- Melvyn in Coronation Street, 1964
- Born: Aron Clempert 12 November 1918 Manchester, England
- Died: 9 March 1999 (aged 80) Kingston-upon-Thames, London, England
- Occupations: Actor, playwright

= Glenn Melvyn =

English comic actor (1918–1999)

Glenn Melvyn (born Aron Clempert; 12 November 19189 March 1999) was an English comic actor and writer.

==Life and career==
He was born in Manchester, the son of variety performers John Clempert, an escapologist, and his wife Nellie, one of the Carson Sisters, a song and dance act. After serving in the military in the Second World War, he joined a successful repertory company, Frank H. Fortescue's Famous Players, based in Bramhall, Cheshire. There, he met and mentored a younger actor, Ronnie Barker, who later stated that Melvyn had been a decisive influence on his own comic characterisations and performances, including the stutter used by Barker in Open All Hours.

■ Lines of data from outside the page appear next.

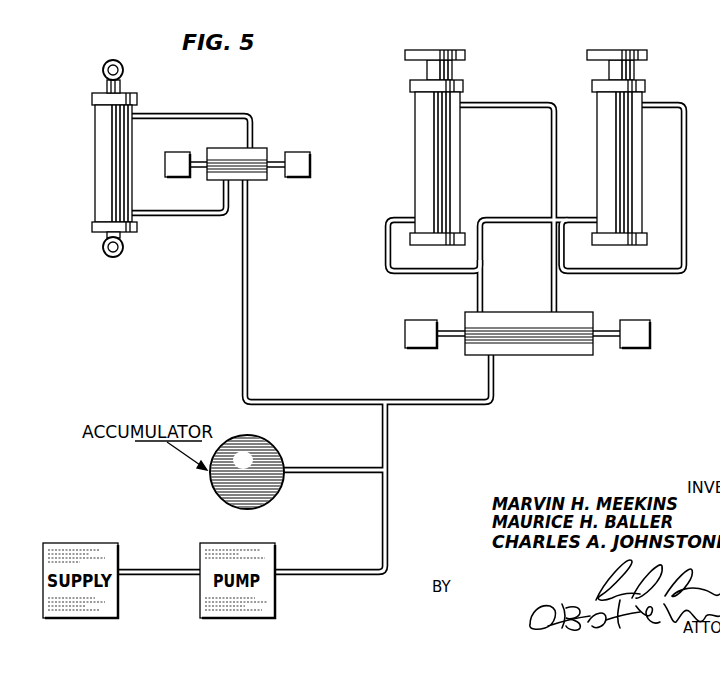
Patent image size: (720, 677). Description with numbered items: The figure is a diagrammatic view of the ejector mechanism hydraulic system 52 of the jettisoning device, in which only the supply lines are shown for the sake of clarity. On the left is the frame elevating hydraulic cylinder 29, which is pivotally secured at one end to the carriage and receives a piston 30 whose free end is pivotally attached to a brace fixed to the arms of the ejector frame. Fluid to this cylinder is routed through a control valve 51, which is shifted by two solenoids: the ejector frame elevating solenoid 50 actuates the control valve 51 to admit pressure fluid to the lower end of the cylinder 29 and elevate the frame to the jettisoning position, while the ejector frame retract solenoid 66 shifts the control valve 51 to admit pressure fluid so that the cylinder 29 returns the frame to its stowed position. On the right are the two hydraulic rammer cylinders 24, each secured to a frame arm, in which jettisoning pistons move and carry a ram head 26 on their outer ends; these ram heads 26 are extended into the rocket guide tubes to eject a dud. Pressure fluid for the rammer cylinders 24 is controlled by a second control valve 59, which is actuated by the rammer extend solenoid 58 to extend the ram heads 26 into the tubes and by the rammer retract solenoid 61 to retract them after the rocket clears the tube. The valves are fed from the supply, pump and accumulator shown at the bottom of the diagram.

The hydraulic rammer cylinder 24 is at (427, 127).
The ram head 26 is at (420, 53).
The frame elevating hydraulic cylinder 29 is at (100, 146).
The piston 30 is at (107, 83).
The ejector frame elevating solenoid 50 is at (177, 152).
The control valve 51 is at (260, 155).
The ejector mechanism hydraulic system 52 is at (222, 253).
The rammer extend solenoid 58 is at (407, 322).
The control valve 59 is at (540, 350).
The rammer retract solenoid 61 is at (650, 320).
The ejector frame retract solenoid 66 is at (305, 177).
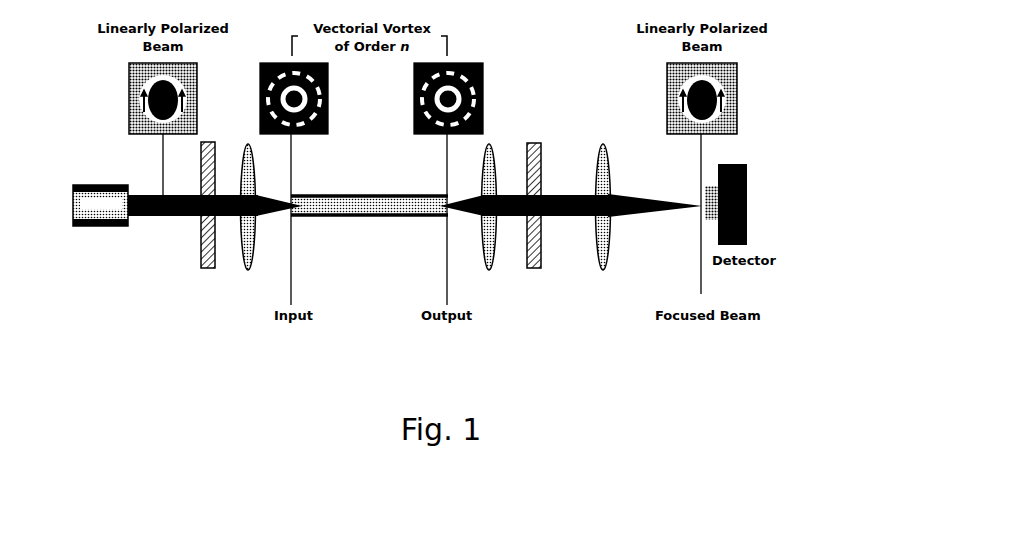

In the early 1950s, Melvyn worked frequently as a foil to comedian Arthur Askey. He wrote The Love Match, which he performed with Askey at the Palace Theatre in Shaftesbury Avenue and which in 1955 was made into a film, also starring Thora Hird and Shirley Eaton. He also appeared with Askey in the 1956 film Ramsbottom Rides Again. Working with comedian Danny Ross, Melvyn wrote and performed in several shows at the Grand Theatre, Blackpool in the 1950s, including Love and Kisses (1955), which was developed as a television series starring Askey, Melvyn and Ross. Melvyn also produced the stage shows Friends and Neighbours (1958), and Pillar to Post (1960).

During the 1960s, Melvyn appeared in several television shows, including Hugh and I, Z Cars, Coronation Street, and The Ronnie Barker Playhouse.

He died in Kingston-upon-Thames in 1999, at the age of 80.